In early oil exploration, drilling rigs were semi-permanent in nature and the derricks were often built on site and left in place after the completion of the well. In more recent times drilling rigs are expensive custom-built machines that can be moved from well to well. Some light duty drilling rigs are like a mobile crane and are more usually used to drill water wells. Larger land rigs must be broken apart into sections and loads to move to a new place, a process which can often take weeks.

Small mobile drilling rigs are also used to drill or bore piles. Rigs can range from 100 ST continuous flight auger (CFA) rigs to small air powered rigs used to drill holes in quarries, etc. These rigs use the same technology and equipment as the oil drilling rigs, just on a smaller scale.

The drilling mechanisms outlined below differ mechanically in terms of the machinery used, but also in terms of the method by which drill cuttings are removed from the cutting face of the drill and returned to surface.

==Automated drill rig==
An automated drill rig (ADR) is an automated full-sized walking land-based drill rig that drills long lateral sections in horizontal wells for the oil and gas industry.

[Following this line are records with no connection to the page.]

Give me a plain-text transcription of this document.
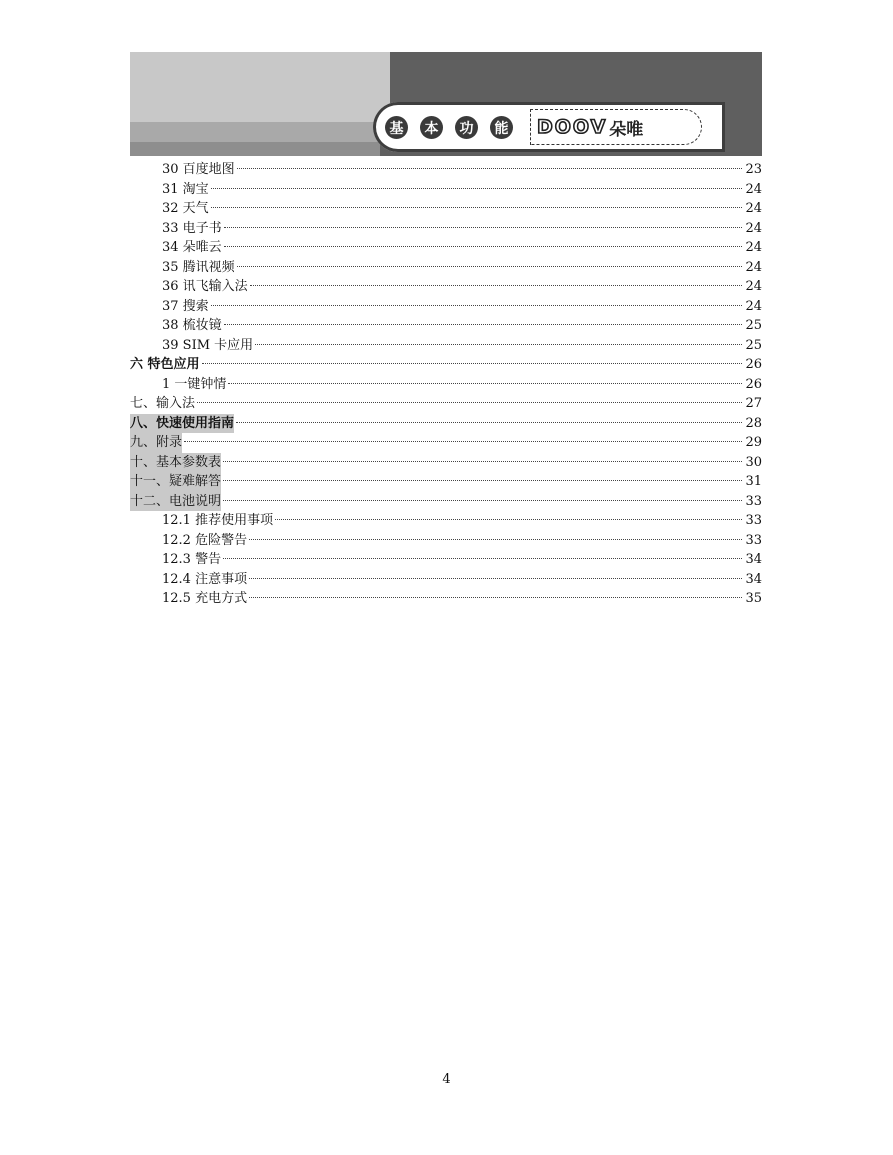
基	本	功	能 DOOV 朵唯
30 百度地图	23
31 淘宝	24
32 天气	24
33 电子书	24
34 朵唯云	24
35 腾讯视频	24
36 讯飞输入法	24
37 搜索	24
38 梳妆镜	25
39 SIM 卡应用	25
六 特色应用	26
1 一键钟情	26
七、输入法	27
八、快速使用指南	28
九、附录	29
十、基本参数表	30
十一、疑难解答	31
十二、电池说明	33
12.1 推荐使用事项	33
12.2 危险警告	33
12.3 警告	34
12.4 注意事项	34
12.5 充电方式	35
4
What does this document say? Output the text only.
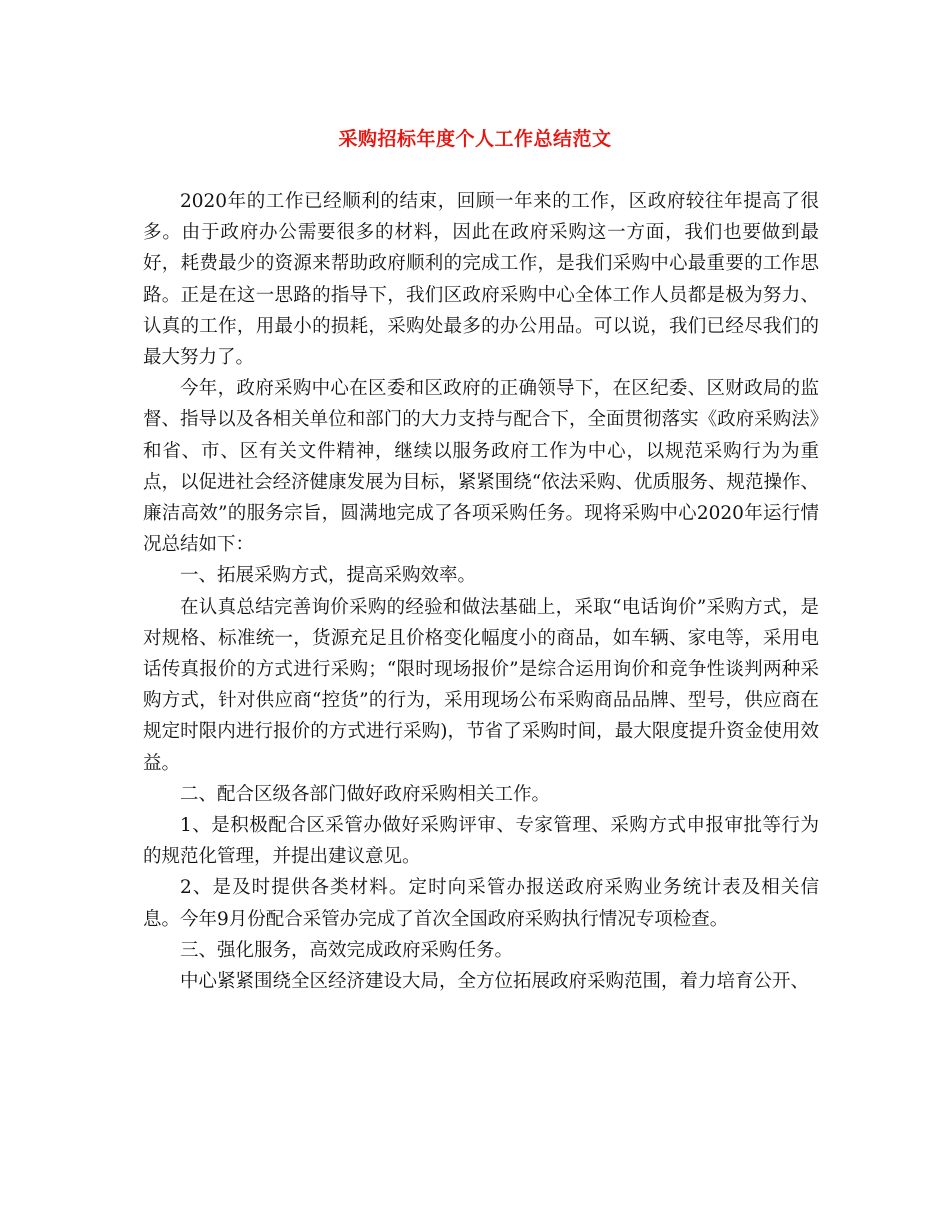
采购招标年度个人工作总结范文

2020年的工作已经顺利的结束，回顾一年来的工作，区政府较往年提高了很多。由于政府办公需要很多的材料，因此在政府采购这一方面，我们也要做到最好，耗费最少的资源来帮助政府顺利的完成工作，是我们采购中心最重要的工作思路。正是在这一思路的指导下，我们区政府采购中心全体工作人员都是极为努力、认真的工作，用最小的损耗，采购处最多的办公用品。可以说，我们已经尽我们的最大努力了。

今年，政府采购中心在区委和区政府的正确领导下，在区纪委、区财政局的监督、指导以及各相关单位和部门的大力支持与配合下，全面贯彻落实《政府采购法》和省、市、区有关文件精神，继续以服务政府工作为中心，以规范采购行为为重点，以促进社会经济健康发展为目标，紧紧围绕“依法采购、优质服务、规范操作、廉洁高效”的服务宗旨，圆满地完成了各项采购任务。现将采购中心2020年运行情况总结如下：

一、拓展采购方式，提高采购效率。

在认真总结完善询价采购的经验和做法基础上，采取“电话询价”采购方式，是对规格、标准统一，货源充足且价格变化幅度小的商品，如车辆、家电等，采用电话传真报价的方式进行采购；“限时现场报价”是综合运用询价和竞争性谈判两种采购方式，针对供应商“控货”的行为，采用现场公布采购商品品牌、型号，供应商在规定时限内进行报价的方式进行采购)，节省了采购时间，最大限度提升资金使用效益。

二、配合区级各部门做好政府采购相关工作。

1、是积极配合区采管办做好采购评审、专家管理、采购方式申报审批等行为的规范化管理，并提出建议意见。

2、是及时提供各类材料。定时向采管办报送政府采购业务统计表及相关信息。今年9月份配合采管办完成了首次全国政府采购执行情况专项检查。

三、强化服务，高效完成政府采购任务。

中心紧紧围绕全区经济建设大局，全方位拓展政府采购范围，着力培育公开、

ADRs are agile rigs that can move from pad to pad to new well sites faster than other full-sized drilling rigs. Each rig costs about $25 million. ADR is used extensively in the Athabasca oil sands. According to the "Oil Patch Daily News", "Each rig will generate 50,000 man-hours of work during the construction phase and upon completion, each operating rig will directly and indirectly employ more than 100 workers." Compared to conventional drilling rigs", Ensign, an international oilfield services contractor based in Calgary, Alberta, that makes ADRs claims that they are "safer to operate, have "enhanced controls intelligence," "reduced environmental footprint, quick mobility and advanced communications between field and office." In June 2005 the first specifically designed slant automated drilling rig (ADR), Ensign Rig No. 118, for steam assisted gravity drainage (SAGD) applications was mobilized by Deer Creek Energy Limited, a Calgary-based oilsands company.

==Auger drills==

===Drill buckets===
A drill bucket, or auger bucket, is a drilling head that accumulates spoil inside and can be lifted from the hole periodically to be emptied.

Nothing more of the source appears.